И никто из окружающих не понял, что это был уже серьезный звонок, который должен был всех, и меня в том числе, насторожить.

А Лёня молчал. Да, давление было, но мы как-то с ним справлялись. Гораздо позднее я узнала от него, что он, оказывается, раньше мог немало выпить в нашем кафе «Гробиках». Иногда мы с ним приходили туда посидеть с друзьями. При входе нас неизменно встречал хозяин кафе, который мне радостно выдавал:

— Вчера твой с другом выпили бутылку коньяка…

— Нюська, не верь, он шутит, — говорил, смеясь, Лёня.

И я, конечно, верила ему, понимая, что со мной пошутили. А оказалось, что это было правдой. Лёня не любил меня расстраивать и поэтому подобные посиделки позволял себе крайне редко. «А выпить одну, две рюмки — это святое», — говорил он.

1995 год

С каждым днем Лёне становится все хуже. В нашей жизни появились больницы и бесконечная борьба с гипертонией. И ни одна больница, а их было множество, и среди них был и Чазовский центр, и ЦКБ, не могла найти, да и не искала, причины иногда запредельного давления — 280 на 180. Когда это случалось дома (обычно ночью), Лёня сползал с кровати на пол, где он чувствовал себя, очевидно, легче, я прижимала его к себе, и мы молились: «Отче наш…» И верили! И часто Вера помогала. Позднее, когда я спросила у одного очень уважаемого врача, почему ни одна больница Лёне не сделала процедуру с контрастным веществом, которая помогла бы выяснить причину такого чудовищного давления, он озадачился: «Не знаю. Для меня это тоже загадка». Все врачи упорно лечили следствие. После проверки почек, а именно они вызывали «злокачественное давление», я слышала их заключение: «Почки слегка сморщены, но это не страшно, это — возрастное».

В сорок лет с небольшим — возрастное?

«Красавец мужчина, увенчанный после „Экипажа“ лаврами секс-символа страны, оказывается в беспомощном состоянии в реанимации».

Вспоминая те страшные времена с бесконечной вереницей больниц, мне трудно понять, как же все это Лёня выдерживал, каким гигантским терпением нужно было обладать…

В больницах он отказывался от еды. Первым вопросом, как только он там появлялся, был вопрос: «У вас тут есть морг? Где он?» Вопрос смешил врачей, говорили, что есть, находился по этому случаю анекдот, а я знала, что все дни пребывания Лени в больнице буду возить ему сумки с обедами и ужинами, — больничную еду он есть не мог.

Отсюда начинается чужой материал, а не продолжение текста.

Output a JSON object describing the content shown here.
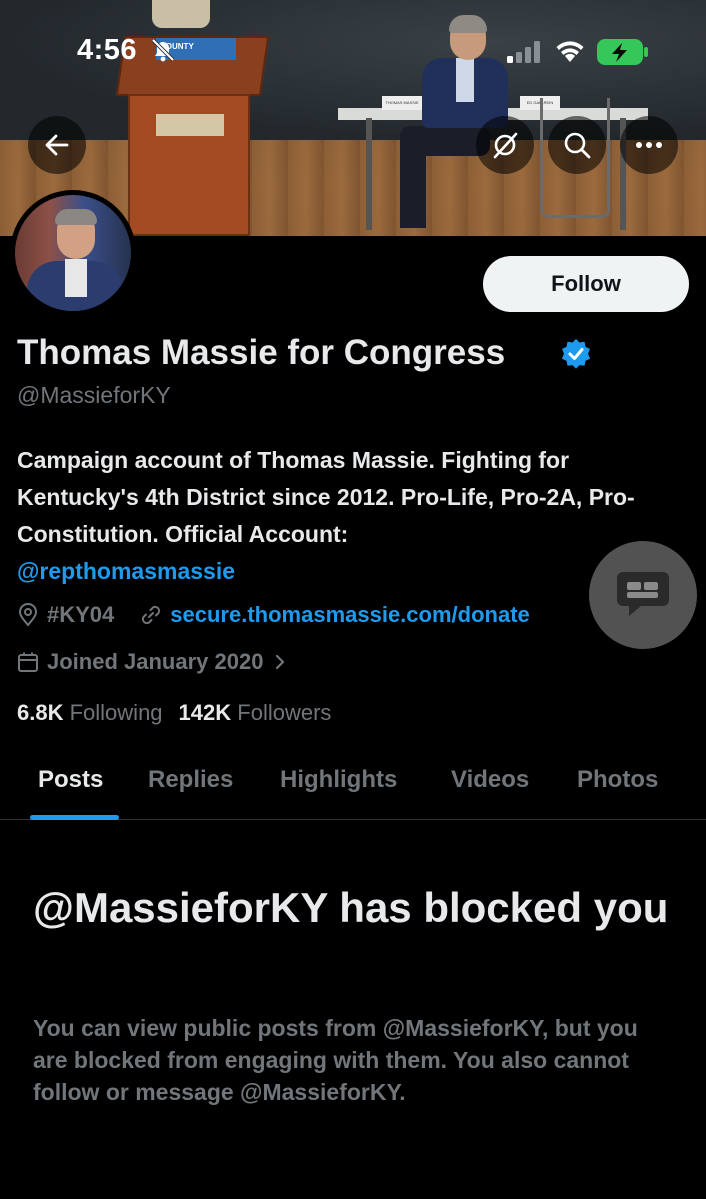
{
  "status_bar": {
    "time": "4:56"
  },
  "banner": {
    "podium_sign": "COUNTY",
    "nameplate_left": "THOMAS MASSIE",
    "nameplate_right": "ED GALLREIN"
  },
  "profile": {
    "display_name": "Thomas Massie for Congress",
    "handle": "@MassieforKY",
    "bio_text": "Campaign account of Thomas Massie. Fighting for Kentucky's 4th District since 2012. Pro-Life, Pro-2A, Pro-Constitution. Official Account:",
    "bio_mention": "@repthomasmassie",
    "location": "#KY04",
    "website": "secure.thomasmassie.com/donate",
    "joined": "Joined January 2020",
    "following_count": "6.8K",
    "following_label": "Following",
    "followers_count": "142K",
    "followers_label": "Followers"
  },
  "actions": {
    "follow_label": "Follow"
  },
  "tabs": [
    {
      "label": "Posts",
      "active": true
    },
    {
      "label": "Replies",
      "active": false
    },
    {
      "label": "Highlights",
      "active": false
    },
    {
      "label": "Videos",
      "active": false
    },
    {
      "label": "Photos",
      "active": false
    }
  ],
  "blocked": {
    "title": "@MassieforKY has blocked you",
    "body": "You can view public posts from @MassieforKY, but you are blocked from engaging with them. You also cannot follow or message @MassieforKY."
  },
  "colors": {
    "background": "#000000",
    "accent": "#1d9bf0",
    "muted_text": "#71767b",
    "primary_text": "#e7e9ea"
  },
  "icons": [
    "back-arrow-icon",
    "grok-icon",
    "search-icon",
    "more-icon",
    "verified-icon",
    "location-icon",
    "link-icon",
    "calendar-icon",
    "chevron-right-icon",
    "chat-icon",
    "bell-off-icon",
    "signal-icon",
    "wifi-icon",
    "battery-icon"
  ]
}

Вечером и утром мы с моей подругой Мирой быстро готовили еду, чтобы успеть привезти ее к обеденному времени. Приехав, я оставляла подругу в машине, а сама по невероятно длинным больничным коридорам еле доползала до палаты. Встреча, как будто год не виделись, кормежка и моя просьба поспать минут тридцать-сорок.

Какой сладкий сон! Кровать узкая, мы с Лёнечкой укладывались «тарелочками» как будто мы у себя дома, и я, едва коснувшись подушки, мгновенно засыпала, оставляя подушке усталость. Прощались трудно. Лёнечка превращался в абсолютного ребенка, который не плакал, но в глазах было столько тоски! Мне стоило невероятных усилий, чтоб не зареветь. «Лёнечка, родненький, завтра я опять приеду осталось совсем немного», — целовала я его на прощание, и уже в коридоре, звякая пустой посудой, давала волю слезам. На улице брала себя в руки: мне предстояло пройти мимо его окон, а я знала, что Лёня будет смотреть. Поднимала глаза и видела, как он прижимается к стеклу и у него дрожит подбородок. В это время я чувствовала себя матерью, которая в беде бросает своего ребенка, — нечеловеческое испытание.